Ultimátum presidencial
Según la declaración de la Casa Blanca, México mantiene un déficit acumulado de 986 millones 600 mil metros cúbicos de agua. Por ello, el gobierno estadounidense exige la entrega de 246 millones 650 mil metros cúbicos antes de la fecha límite fijada.
Trump aseguró que, de no cumplirse con el plazo, ya autorizó la documentación necesaria para implementar el arancel. “Cuanto más tarde México… más perjudicados saldrán nuestros agricultores”, advirtió el mandatario.
Contexto del conflicto
El conflicto por el Tratado de Aguas de 1944 no es reciente. México ha argumentado en años anteriores que el cumplimiento de las entregas se dificulta durante periodos de sequía extrema en la cuenca del Río Bravo.

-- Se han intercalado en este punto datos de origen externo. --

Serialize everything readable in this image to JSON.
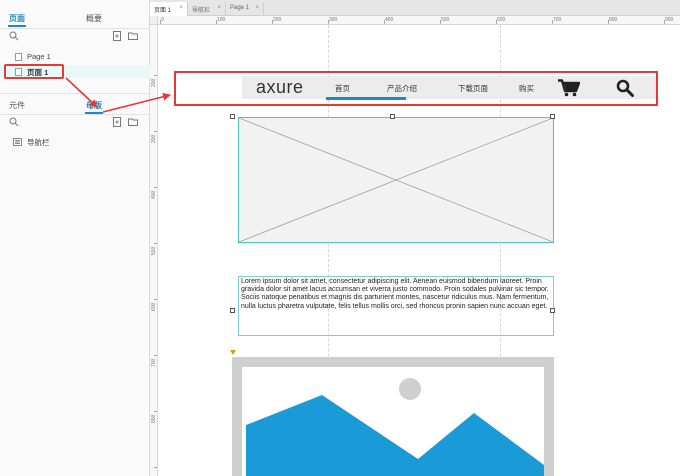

La situación se complica debido a que presas en estados del norte como Tamaulipas, Nuevo León y Coahuila pierden capacidad para sostener simultáneamente el abasto interno y las entregas pactadas a Estados Unidos. El gobierno mexicano suele argumentar que liberar grandes volúmenes podría agravar las crisis hídricas locales.
El tratado contempla excepciones por “sequía extraordinaria”, pero su aplicación genera desacuerdos continuos en la Comisión Internacional de Límites y Aguas (CILA).
Reuniones de alto nivel
Días antes de la amenaza arancelaria, el Departamento de Estado difundió un comunicado detallando reuniones de alto nivel entre funcionarios de ambos países. El objetivo de las reuniones fue revisar medidas “inmediatas y concretas” para reducir la escasez y garantizar el cumplimiento del Tratado.
La delegación estadounidense —integrada por el Departamento de Estado, Agricultura y la CILA— presionó para que México entregara “los máximos suministros posibles” destinados a usuarios de Texas, estado que enfrenta escasez y ha sufrido pérdidas agrícolas por cientos de millones de dólares. El gobierno estadounidense sostiene que, a pesar de que México entregó más agua el año pasado que en los cuatro años previos, la escasez interna continúa impactando a Texas.